# pet insurance--again



## fracturedcircle (Aug 19, 2010)

any feedback on Best Pet and/or Embrace?
https://www.petsbest.com/enroll/step1.aspx?CI=PH2415887
Embrace - Veterinary Pet Health Insurance for Your Dog or Cat

any suggestions for coverages that do accidents and illnesses *only*?


----------



## Feralpudel (Jun 28, 2010)

I didn't reply to your first post, but a friend has VPI and has been very pleased on the whole. It has paid for itself bigtime with her. 

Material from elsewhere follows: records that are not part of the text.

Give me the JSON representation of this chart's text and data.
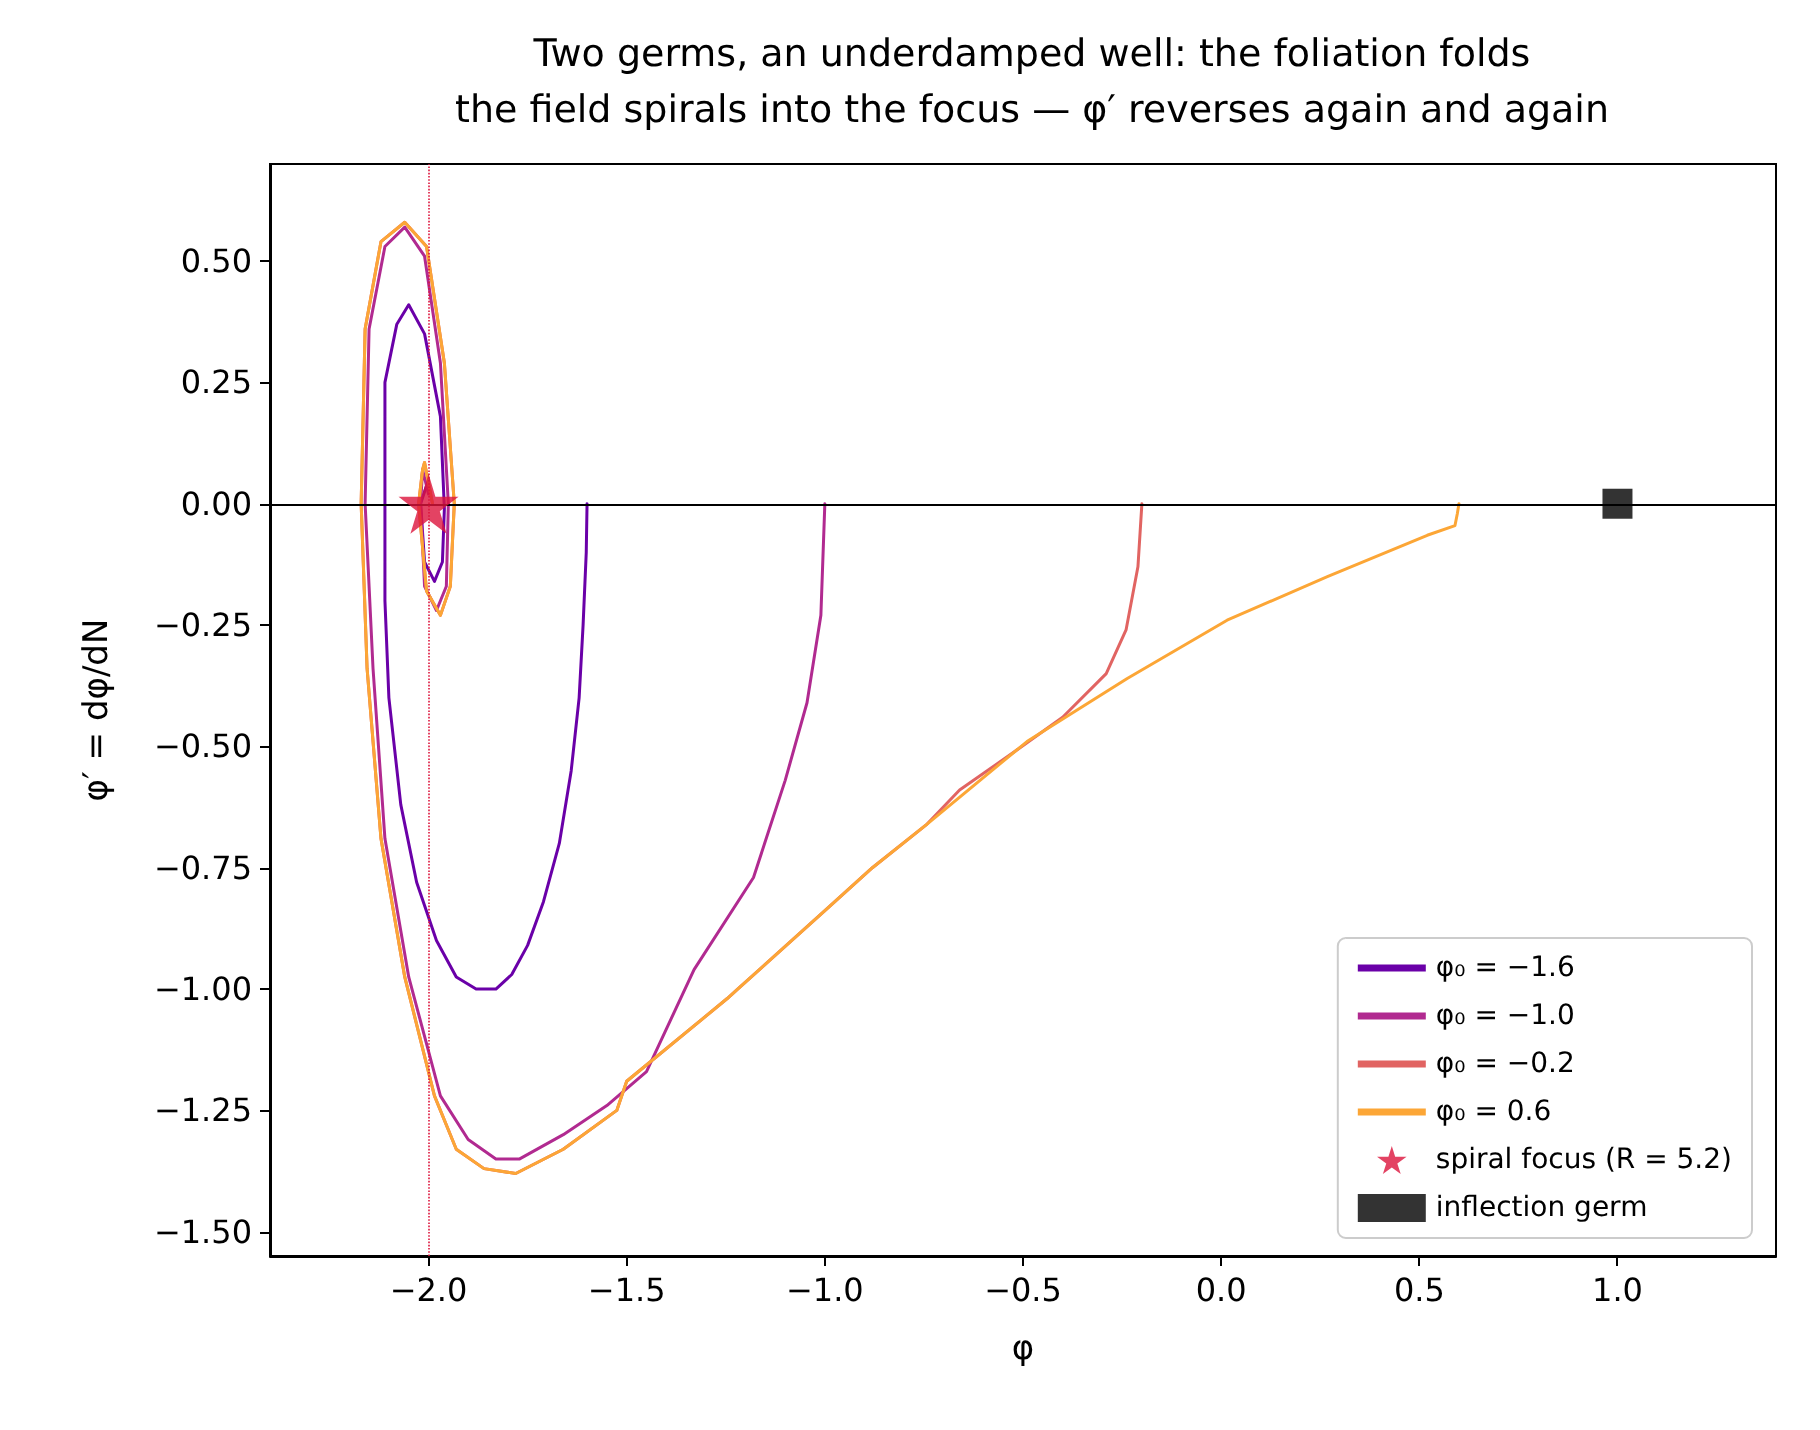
{
  "chart_data": {
    "type": "line",
    "title": "Two germs, an underdamped well: the foliation folds\nthe field spirals into the focus — φ′ reverses again and again",
    "xlabel": "φ",
    "ylabel": "φ′ = dφ/dN",
    "xlim": [
      -2.4,
      1.4
    ],
    "ylim": [
      -1.55,
      0.7
    ],
    "xticks": [
      {
        "value": -2,
        "label": "−2.0"
      },
      {
        "value": -1.5,
        "label": "−1.5"
      },
      {
        "value": -1,
        "label": "−1.0"
      },
      {
        "value": -0.5,
        "label": "−0.5"
      },
      {
        "value": 0,
        "label": "0.0"
      },
      {
        "value": 0.5,
        "label": "0.5"
      },
      {
        "value": 1,
        "label": "1.0"
      }
    ],
    "yticks": [
      {
        "value": -1.5,
        "label": "−1.50"
      },
      {
        "value": -1.25,
        "label": "−1.25"
      },
      {
        "value": -1,
        "label": "−1.00"
      },
      {
        "value": -0.75,
        "label": "−0.75"
      },
      {
        "value": -0.5,
        "label": "−0.50"
      },
      {
        "value": -0.25,
        "label": "−0.25"
      },
      {
        "value": 0,
        "label": "0.00"
      },
      {
        "value": 0.25,
        "label": "0.25"
      },
      {
        "value": 0.5,
        "label": "0.50"
      }
    ],
    "grid": false,
    "legend": "bottom right",
    "marker": "none",
    "line_style": "solid",
    "ref_lines": [
      {
        "axis": "y",
        "value": 0,
        "color": "#000000",
        "line_style": "solid"
      },
      {
        "axis": "x",
        "value": -2,
        "color": "#dc143c",
        "line_style": "dotted"
      }
    ],
    "series": [
      {
        "name": "φ₀ = −1.6",
        "color": "#6a00a8",
        "x": [
          -1.6,
          -1.602,
          -1.61,
          -1.62,
          -1.64,
          -1.67,
          -1.71,
          -1.75,
          -1.79,
          -1.83,
          -1.88,
          -1.93,
          -1.98,
          -2.03,
          -2.07,
          -2.1,
          -2.11,
          -2.11,
          -2.11,
          -2.08,
          -2.05,
          -2.01,
          -1.97,
          -1.96,
          -1.965,
          -1.985,
          -2.01,
          -2.02,
          -2.0
        ],
        "values": [
          0,
          -0.1,
          -0.25,
          -0.4,
          -0.55,
          -0.7,
          -0.82,
          -0.91,
          -0.97,
          -1.0,
          -1.0,
          -0.975,
          -0.9,
          -0.78,
          -0.62,
          -0.4,
          -0.2,
          0.0,
          0.25,
          0.37,
          0.41,
          0.35,
          0.18,
          -0.01,
          -0.12,
          -0.16,
          -0.12,
          0.0,
          0.05
        ]
      },
      {
        "name": "φ₀ = −1.0",
        "color": "#b12a90",
        "x": [
          -1.0,
          -1.01,
          -1.045,
          -1.1,
          -1.18,
          -1.33,
          -1.45,
          -1.55,
          -1.66,
          -1.77,
          -1.83,
          -1.9,
          -1.97,
          -2.05,
          -2.11,
          -2.14,
          -2.16,
          -2.15,
          -2.11,
          -2.06,
          -2.01,
          -1.97,
          -1.95,
          -1.955,
          -1.98,
          -2.01,
          -2.02,
          -2.015,
          -2.0
        ],
        "values": [
          0,
          -0.23,
          -0.41,
          -0.57,
          -0.77,
          -0.96,
          -1.17,
          -1.24,
          -1.3,
          -1.35,
          -1.35,
          -1.31,
          -1.22,
          -0.975,
          -0.69,
          -0.34,
          0.0,
          0.36,
          0.53,
          0.57,
          0.51,
          0.29,
          0.0,
          -0.17,
          -0.22,
          -0.17,
          0.0,
          0.07,
          0.02
        ]
      },
      {
        "name": "φ₀ = −0.2",
        "color": "#e16462",
        "x": [
          -0.2,
          -0.21,
          -0.24,
          -0.29,
          -0.4,
          -0.52,
          -0.66,
          -0.742,
          -0.88,
          -0.995,
          -1.22,
          -1.247,
          -1.5,
          -1.525,
          -1.66,
          -1.78,
          -1.86,
          -1.93,
          -1.985,
          -2.06,
          -2.12,
          -2.155,
          -2.17,
          -2.16,
          -2.12,
          -2.06,
          -2.005,
          -1.96,
          -1.935,
          -1.945,
          -1.97,
          -2.005,
          -2.025,
          -2.015,
          -2.01,
          -1.99
        ],
        "values": [
          0,
          -0.13,
          -0.26,
          -0.35,
          -0.44,
          -0.51,
          -0.59,
          -0.66,
          -0.75,
          -0.835,
          -1.0,
          -1.02,
          -1.19,
          -1.25,
          -1.33,
          -1.38,
          -1.37,
          -1.33,
          -1.22,
          -0.975,
          -0.69,
          -0.34,
          0.0,
          0.36,
          0.54,
          0.58,
          0.53,
          0.29,
          0.0,
          -0.17,
          -0.23,
          -0.18,
          0.0,
          0.07,
          0.085,
          0.0
        ]
      },
      {
        "name": "φ₀ = 0.6",
        "color": "#fca636",
        "x": [
          0.6,
          0.596,
          0.59,
          0.52,
          0.268,
          0.015,
          -0.237,
          -0.49,
          -0.742,
          -0.88,
          -0.995,
          -1.22,
          -1.247,
          -1.5,
          -1.525,
          -1.66,
          -1.78,
          -1.86,
          -1.93,
          -1.985,
          -2.06,
          -2.12,
          -2.155,
          -2.17,
          -2.16,
          -2.12,
          -2.06,
          -2.005,
          -1.96,
          -1.935,
          -1.945,
          -1.97,
          -2.005,
          -2.025,
          -2.015,
          -2.01,
          -1.99
        ],
        "values": [
          0,
          -0.02,
          -0.045,
          -0.065,
          -0.15,
          -0.24,
          -0.36,
          -0.49,
          -0.66,
          -0.75,
          -0.835,
          -1.0,
          -1.02,
          -1.19,
          -1.25,
          -1.33,
          -1.38,
          -1.37,
          -1.33,
          -1.22,
          -0.975,
          -0.69,
          -0.34,
          0.0,
          0.36,
          0.54,
          0.58,
          0.53,
          0.29,
          0.0,
          -0.17,
          -0.23,
          -0.18,
          0.0,
          0.07,
          0.085,
          0.0
        ]
      },
      {
        "name": "spiral focus (R = 5.2)",
        "type": "scatter",
        "marker": "star",
        "color": "#dc143c",
        "x": [
          -2.0
        ],
        "values": [
          0
        ]
      },
      {
        "name": "inflection germ",
        "type": "scatter",
        "marker": "square",
        "color": "#000000",
        "x": [
          1.0
        ],
        "values": [
          0
        ]
      }
    ]
  }
}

Regarding your question about accidents and illnesses only, are you distinguishing between those policies and policies that also cover well care, s/n, as well? If so, I would go for the accidents/illnesses only. Anything else is just prepaid care and not real insurance. As an insurance executive said once, that's like buying insurance for hair cuts--you know you're going to get them, your insurer knows you're going to get them, and the insurance is priced accordingly.


----------



## fracturedcircle (Aug 19, 2010)

Feralpudel said:


> are you distinguishing between those policies and policies that also cover well care, s/n, as well?


yup.

re VPI: my hedgehogs are insured with VPI and they are really wonderful in terms of their exotics coverage.


----------